Under the deal, which has been on hold since 2009, when ABIA Retail was the sole bidder, the airport in the beginning would receive 40 cents a square foot for land already under development by the company. That rental amount would be adjusted every five years, city documents say, based on the growth rate of the consumer price index, Zielinski said.

The company would also pay the city 1 cent for each gallon of gasoline sold at the convenience store and a 25 percent cut of “excess net operating income,” which the city defined as the difference between operating income and costs on the properties.

That Aug. 8 agenda, until this week, also included a 30-year lease with Scott Airport Parking to build 2,000 covered parking spaces initially on vacant land between the Hilton and Texas 71. Several thousand more spaces would follow in years to come on airport-owned land north of Texas 71. The facility, which would have direct access from Presidential Boulevard and shuttles to the terminal, would also offer special services comparable with those of the privately operated parking lots along Texas 71, including car washes and oil changes.

And in what could be a concession to council members and others concerned that the airport caters almost exclusively to people owning automobiles, the lot would have bicycle parking, charging stations for electric cars and a park-and-ride lot for Capital Metro.

City documents also contemplate construction of a pet boarding facility on the Scott property.

Scott would pay the city 45 cents a square foot initially — a figure that also would be adjusted every five years — and a percentage of gross revenue that would escalate over time.

However, airport officials Wednesday decided to delay consideration of that item. Zielinski, in an email response to questions from the American-Statesman, said the airport would be coming up with a more comprehensive plan for airport expansion in the coming months, including parking. Speaking for city Aviation Department director Jim Smith, Zielinski declined to answer other questions about the parking proposal.

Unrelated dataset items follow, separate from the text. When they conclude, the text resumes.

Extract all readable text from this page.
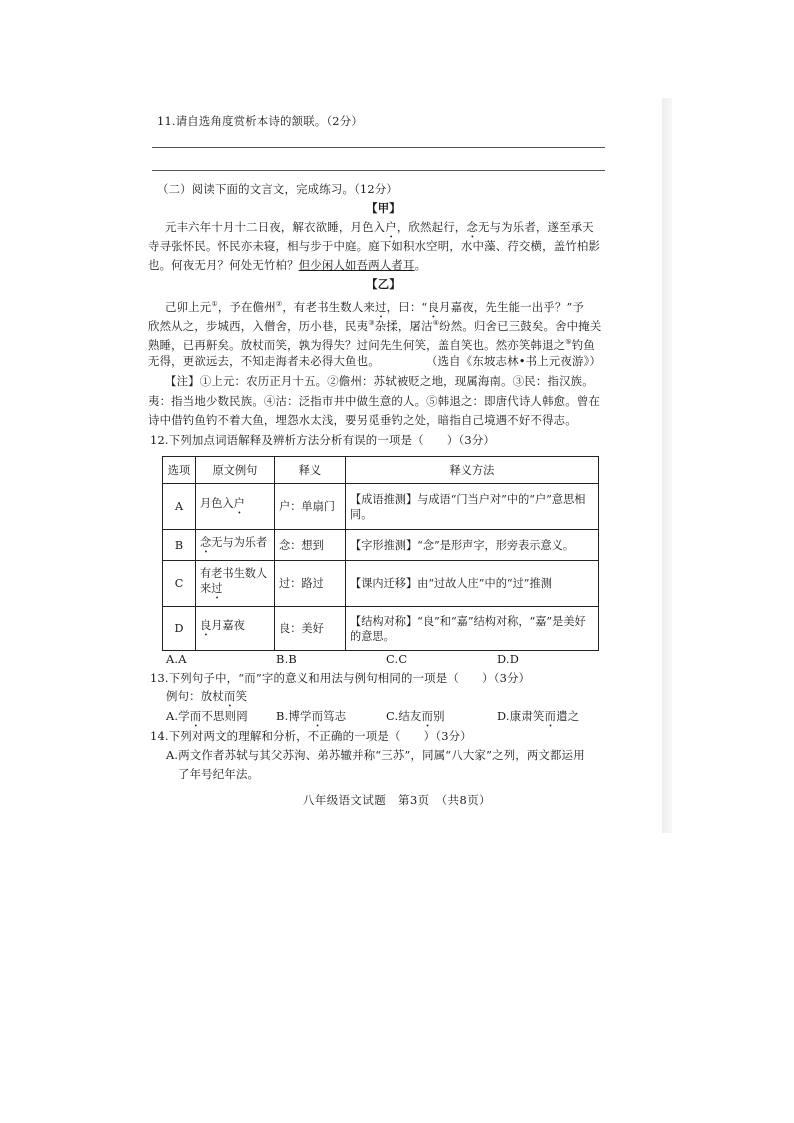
11.请自选角度赏析本诗的颔联。（2分）
（二）阅读下面的文言文，完成练习。（12分）
【甲】
元丰六年十月十二日夜，解衣欲睡，月色入户，欣然起行，念无与为乐者，遂至承天
寺寻张怀民。怀民亦未寝，相与步于中庭。庭下如积水空明，水中藻、荇交横，盖竹柏影
也。何夜无月？何处无竹柏？但少闲人如吾两人者耳。
【乙】
己卯上元①，予在儋州②，有老书生数人来过，曰：“良月嘉夜，先生能一出乎？”予
欣然从之，步城西，入僧舍，历小巷，民夷③杂揉，屠沽④纷然。归舍已三鼓矣。舍中掩关
熟睡，已再鼾矣。放杖而笑，孰为得失？过问先生何笑，盖自笑也。然亦笑韩退之⑤钓鱼
无得，更欲远去，不知走海者未必得大鱼也。	（选自《东坡志林•书上元夜游》）
【注】①上元：农历正月十五。②儋州：苏轼被贬之地，现属海南。③民：指汉族。
夷：指当地少数民族。④沽：泛指市井中做生意的人。⑤韩退之：即唐代诗人韩愈。曾在
诗中借钓鱼钓不着大鱼，埋怨水太浅，要另觅垂钓之处，暗指自己境遇不好不得志。
12.下列加点词语解释及辨析方法分析有误的一项是（　　）（3分）
选项	原文例句	释义	释义方法
A	月色入户	户：单扇门	【成语推测】与成语“门当户对”中的“户”意思相同。
B	念无与为乐者	念：想到	【字形推测】“念”是形声字，形旁表示意义。
C	有老书生数人来过	过：路过	【课内迁移】由“过故人庄”中的“过”推测
D	良月嘉夜	良：美好	【结构对称】“良”和“嘉”结构对称，“嘉”是美好的意思。
A.A	B.B	C.C	D.D
13.下列句子中，“而”字的意义和用法与例句相同的一项是（　　）（3分）
例句：放杖而笑
A.学而不思则罔 B.博学而笃志	C.结友而别	D.康肃笑而遣之
14.下列对两文的理解和分析，不正确的一项是（　　）（3分）
A.两文作者苏轼与其父苏洵、弟苏辙并称“三苏”，同属“八大家”之列，两文都运用
了年号纪年法。
八年级语文试题　第3页　（共8页）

Expansion of parking not only would address an emerging need and competitive pressure from the private parking vendors, but also would help finance future growth at the airport such as added gates, taxiways and, Leffingwell suggested, even an additional runway.

Unlike some other sectors of city government, the airport by design and by law is a self-sufficient entity. All revenue generated there must stay there, and the city can profit from and bank revenue only from certain parts of the operation. That includes the food and other vendors in the terminal, the Hilton and the private plane terminal operators south of the airport tower, as well as parking.

“If they have the opportunity to generate revenue that could be applied toward expanding the airport, the terminal, the taxiways, that’s the way to do it, and I would be strongly in favor,” Leffingwell said. “And I believe we need more parking at the airport.”

Passenger traffic at the airport, after slumping in 2009 during the economic slowdown, has increased every year since. The airport had 9.43 million people board or land in 2012, and traffic through the first four months of 2013 is up 5 percent. May traffic was even better, with 7 percent more passengers than in May 2012. A 6 percent growth rate for the year would put traffic right at 10 million.

That would be exactly 50 percent more than the airport’s first year, 1999.

As for parking, the airport’s current capacity is 11,874, about 750 spaces below the peak demand during certain holidays and large community events such as the South by Southwest festivals, according to a consultant study done for the city in January. The report said that the off-site operators, the Parking Spot and Airport Fast Park, had another 4,900 spaces at that point and that Fast Park had broken ground on a 3,600-space addition.

The city is already expanding parking capacity under a deal with the airport’s rental car companies. Upon completion of a garage under construction just north of the existing garage, as well as two surface lots that the airport is funding, public parking capacity will increase by about 4,000 spaces.